The government has not set a date for the run-off.
Despite their isolation from power, local Liberal hopefuls used Stampede events to declare their plan to seek the nomination for Calgary Centre.
"Any Liberal running [in] an election in southern Alberta faces small odds," said environmentalist and former lawyer Harvey Locke, who hopes to be the Liberal candidate. "But there is a difference between horses against machine guns and David and Goliath. And I think this seat is a David and Goliath proposition, not a horses and machine guns proposition – because one is pointless and the other you have a chance."
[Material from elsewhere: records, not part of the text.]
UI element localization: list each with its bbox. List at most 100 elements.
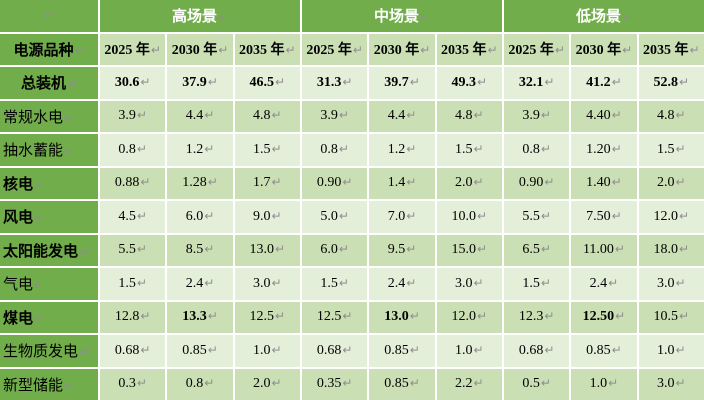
paragraph-mark-icon: ↵	[204, 275, 215, 290]
table-row: 太阳能发电↵ 5.5↵ 8.5↵ 13.0↵ 6.0↵ 9.5↵ 15.0↵ 6.5↵ 11.0…	[0, 234, 704, 266]
value-cell-text: 0.85	[384, 376, 409, 392]
value-cell: 12.50↵	[571, 301, 637, 333]
value-cell-text: 12.3	[518, 309, 544, 325]
paragraph-mark-icon: ↵	[611, 175, 622, 190]
value-cell: 0.8↵	[100, 134, 166, 166]
paragraph-mark-icon: ↵	[473, 175, 484, 190]
value-cell-text: 0.68	[114, 342, 140, 358]
value-cell: 9.5↵	[369, 234, 435, 266]
paragraph-mark-icon: ↵	[271, 108, 282, 123]
year-header-s1-1-text: 2025 年	[104, 43, 150, 59]
value-cell-text: 8.5	[185, 242, 204, 258]
value-cell-text: 18.0	[653, 242, 679, 258]
value-cell: 10.0↵	[436, 201, 502, 233]
value-cell: 12.5↵	[234, 301, 300, 333]
value-cell-text: 2.0	[253, 376, 271, 392]
value-cell-text: 2.4	[589, 275, 608, 291]
value-cell-text: 2.4	[387, 275, 406, 291]
paragraph-mark-icon: ↵	[79, 244, 90, 259]
value-cell-text: 1.40	[586, 175, 611, 191]
value-cell-text: 12.0	[451, 309, 477, 325]
paragraph-mark-icon: ↵	[342, 74, 353, 89]
value-cell: 2.0↵	[436, 167, 502, 199]
row-label-text: 总装机	[20, 76, 66, 93]
value-cell-text: 4.8	[455, 108, 473, 124]
value-cell-text: 11.00	[582, 242, 614, 258]
value-cell-text: 4.4	[387, 108, 406, 124]
value-cell: 0.68↵	[100, 335, 166, 367]
paragraph-mark-icon: ↵	[419, 10, 431, 25]
year-header-s1-2: 2030 年↵	[167, 33, 233, 65]
row-label-text: 生物质发电	[3, 344, 79, 361]
value-cell: 30.6↵	[100, 67, 166, 99]
value-cell-text: 5.5	[118, 242, 136, 258]
value-cell: 8.5↵	[167, 234, 233, 266]
value-cell-text: 0.88	[114, 175, 140, 191]
year-header-s1-3-text: 2035 年	[239, 43, 285, 59]
paragraph-mark-icon: ↵	[342, 175, 353, 190]
value-cell: 1.0↵	[234, 335, 300, 367]
value-cell: 13.0↵	[234, 234, 300, 266]
value-cell: 12.0↵	[436, 301, 502, 333]
value-cell: 1.2↵	[369, 134, 435, 166]
value-cell-text: 9.0	[253, 208, 271, 224]
paragraph-mark-icon: ↵	[554, 43, 565, 58]
value-cell: 4.8↵	[234, 100, 300, 132]
corner-cell: ↵	[0, 0, 98, 32]
value-cell-text: 1.2	[185, 141, 204, 157]
value-cell-text: 1.5	[253, 141, 271, 157]
row-header-title-text: 电源品种	[13, 42, 74, 59]
value-cell: 0.8↵	[167, 368, 233, 400]
value-cell-text: 10.0	[451, 208, 477, 224]
value-cell-text: 3.0	[657, 376, 675, 392]
table-row: 总装机↵ 30.6↵ 37.9↵ 46.5↵ 31.3↵ 39.7↵ 49.3↵ 32.1↵ 4…	[0, 67, 704, 99]
paragraph-mark-icon: ↵	[477, 74, 488, 89]
value-cell-text: 0.68	[518, 342, 544, 358]
paragraph-mark-icon: ↵	[136, 108, 147, 123]
year-header-s3-3: 2035 年↵	[638, 33, 704, 65]
value-cell-text: 41.2	[586, 74, 611, 90]
value-cell: 1.28↵	[167, 167, 233, 199]
value-cell: 4.8↵	[436, 100, 502, 132]
paragraph-mark-icon: ↵	[621, 10, 633, 25]
value-cell-text: 15.0	[451, 242, 477, 258]
value-cell-text: 4.5	[118, 208, 136, 224]
value-cell: 6.5↵	[503, 234, 570, 266]
value-cell: 0.68↵	[301, 335, 368, 367]
value-cell: 0.8↵	[503, 134, 570, 166]
paragraph-mark-icon: ↵	[352, 43, 363, 58]
year-header-s2-2: 2030 年↵	[369, 33, 435, 65]
scenario-header-3-text: 低场景	[575, 9, 621, 26]
year-header-s2-3: 2035 年↵	[436, 33, 502, 65]
paragraph-mark-icon: ↵	[64, 144, 75, 159]
paragraph-mark-icon: ↵	[614, 242, 625, 257]
value-cell-text: 3.0	[657, 275, 675, 291]
paragraph-mark-icon: ↵	[271, 175, 282, 190]
year-header-s2-2-text: 2030 年	[373, 43, 420, 59]
paragraph-mark-icon: ↵	[406, 141, 417, 156]
value-cell-text: 2.2	[455, 376, 473, 392]
table-row: 煤电↵ 12.8↵ 13.3↵ 12.5↵ 12.5↵ 13.0↵ 12.0↵ 12.3↵ 12…	[0, 301, 704, 333]
paragraph-mark-icon: ↵	[140, 309, 151, 324]
value-cell: 1.0↵	[571, 368, 637, 400]
value-cell-text: 1.7	[253, 175, 271, 191]
paragraph-mark-icon: ↵	[275, 309, 286, 324]
value-cell: 1.0↵	[436, 335, 502, 367]
value-cell-text: 5.0	[320, 208, 338, 224]
value-cell-text: 0.90	[518, 175, 544, 191]
value-cell-text: 6.5	[522, 242, 540, 258]
year-header-s1-3: 2035 年↵	[234, 33, 300, 65]
paragraph-mark-icon: ↵	[544, 175, 555, 190]
paragraph-mark-icon: ↵	[338, 141, 349, 156]
paragraph-mark-icon: ↵	[275, 74, 286, 89]
value-cell-text: 12.8	[114, 309, 140, 325]
row-label: 常规水电↵	[0, 100, 98, 132]
paragraph-mark-icon: ↵	[409, 309, 420, 324]
paragraph-mark-icon: ↵	[338, 208, 349, 223]
paragraph-mark-icon: ↵	[271, 275, 282, 290]
row-label-text: 太阳能发电	[3, 243, 79, 260]
table-row: 风电↵ 4.5↵ 6.0↵ 9.0↵ 5.0↵ 7.0↵ 10.0↵ 5.5↵ 7.50↵ 12.…	[0, 201, 704, 233]
value-cell: 1.40↵	[571, 167, 637, 199]
paragraph-mark-icon: ↵	[217, 10, 229, 25]
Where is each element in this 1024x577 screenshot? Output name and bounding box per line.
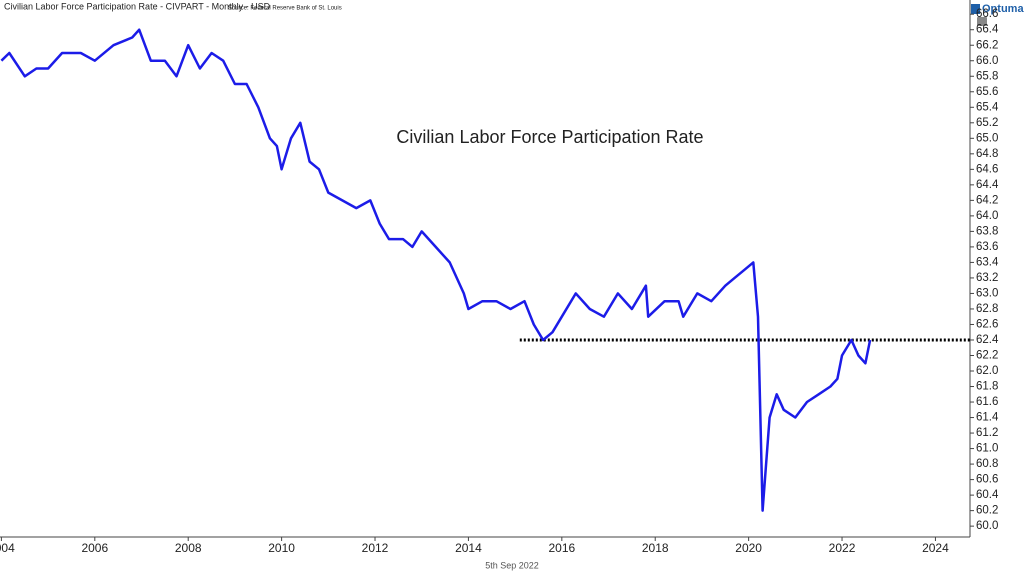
x-tick-label: 2024 <box>922 541 949 555</box>
y-tick-label: 65.2 <box>976 117 998 129</box>
chart-source: Source: Federal Reserve Bank of St. Loui… <box>228 6 342 12</box>
chart-footer: 5th Sep 2022 <box>485 560 539 570</box>
y-tick-label: 64.2 <box>976 194 998 206</box>
y-tick-label: 63.6 <box>976 241 998 253</box>
y-tick-label: 63.4 <box>976 256 999 268</box>
y-tick-label: 62.8 <box>976 303 998 315</box>
x-tick-label: 2018 <box>642 541 669 555</box>
y-tick-label: 60.4 <box>976 489 999 501</box>
y-tick-label: 63.2 <box>976 272 998 284</box>
x-tick-label: 2010 <box>268 541 295 555</box>
y-tick-label: 60.0 <box>976 520 998 532</box>
y-tick-label: 62.6 <box>976 319 998 331</box>
y-tick-label: 66.0 <box>976 55 998 67</box>
x-tick-label: 2006 <box>81 541 108 555</box>
y-tick-label: 61.4 <box>976 412 999 424</box>
y-tick-label: 63.0 <box>976 287 998 299</box>
x-tick-label: 2008 <box>175 541 202 555</box>
y-tick-label: 61.2 <box>976 427 998 439</box>
y-tick-label: 60.6 <box>976 474 998 486</box>
y-tick-label: 66.4 <box>976 24 999 36</box>
y-tick-label: 64.8 <box>976 148 998 160</box>
y-tick-label: 66.6 <box>976 8 998 20</box>
y-tick-label: 62.4 <box>976 334 999 346</box>
logo-icon <box>971 4 980 14</box>
chart-header: Civilian Labor Force Participation Rate … <box>4 1 271 11</box>
x-tick-label: 2016 <box>548 541 575 555</box>
x-tick-label: 2004 <box>0 541 15 555</box>
chart-annotation: Civilian Labor Force Participation Rate <box>396 127 703 147</box>
y-tick-label: 64.4 <box>976 179 999 191</box>
y-tick-label: 64.6 <box>976 163 998 175</box>
y-tick-label: 66.2 <box>976 39 998 51</box>
y-tick-label: 61.0 <box>976 443 998 455</box>
x-tick-label: 2020 <box>735 541 762 555</box>
y-tick-label: 63.8 <box>976 225 998 237</box>
data-line <box>0 28 872 512</box>
lock-icon[interactable] <box>977 17 987 26</box>
y-tick-label: 62.2 <box>976 350 998 362</box>
x-tick-label: 2012 <box>362 541 389 555</box>
y-tick-label: 60.8 <box>976 458 998 470</box>
logo-text: Optuma <box>982 3 1024 15</box>
y-tick-label: 62.0 <box>976 365 998 377</box>
y-tick-label: 61.6 <box>976 396 998 408</box>
x-tick-label: 2022 <box>829 541 856 555</box>
y-tick-label: 64.0 <box>976 210 998 222</box>
y-tick-label: 60.2 <box>976 505 998 517</box>
y-tick-label: 65.0 <box>976 132 998 144</box>
y-tick-label: 65.6 <box>976 86 998 98</box>
y-tick-label: 65.8 <box>976 70 998 82</box>
y-tick-label: 61.8 <box>976 381 998 393</box>
x-tick-label: 2014 <box>455 541 482 555</box>
y-tick-label: 65.4 <box>976 101 999 113</box>
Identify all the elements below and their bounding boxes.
Duane Bratt, a political scientist at Mount Royal, said the real race in the riding will be for the Conservative nomination, not the actual by-election. "It is going to be a battle between the right wing of the Conservative Party and the very, very right wing of the Conservative Party," he said.
Mr. Harper, whose popularity is waning compared with that of Mr. Mulcair in recent polls and who was accused over the weekend by the influential Economist magazine of using "bullying" tactics such as pushing through the budget omnibus bill, could easily skip the pancake circuit without losing support in Alberta. However, because of Stampede's influence, Calgarians would find repeat absences from any political leader – even Mr. Harper – offensive.
Indeed, Mr. Harper revelled in the opportunity to boast about his majority government's policies on his home turf. "Not every one of these measures is popular with everybody, but they are all good for Canada," said Mr. Harper. "Canada will not slip back the way so many other developed countries are slipping back."
While party faithful lapped up their leaders' stump speeches, some folks at the Stampede grounds were less enthused. Retirees Rose McNown and her husband, Murray Croot, who are here from Ontario to watch their granddaughter trick-rider compete, said politics isn't top of mind.
"I'm not going to vote for you because you came to Stampede," Ms. McNown said.
That doesn't surprise pollster Mr. Woolstencroft.
"Attending the Stampede doesn't really help these politicians because, in the end, the event is a party," he said.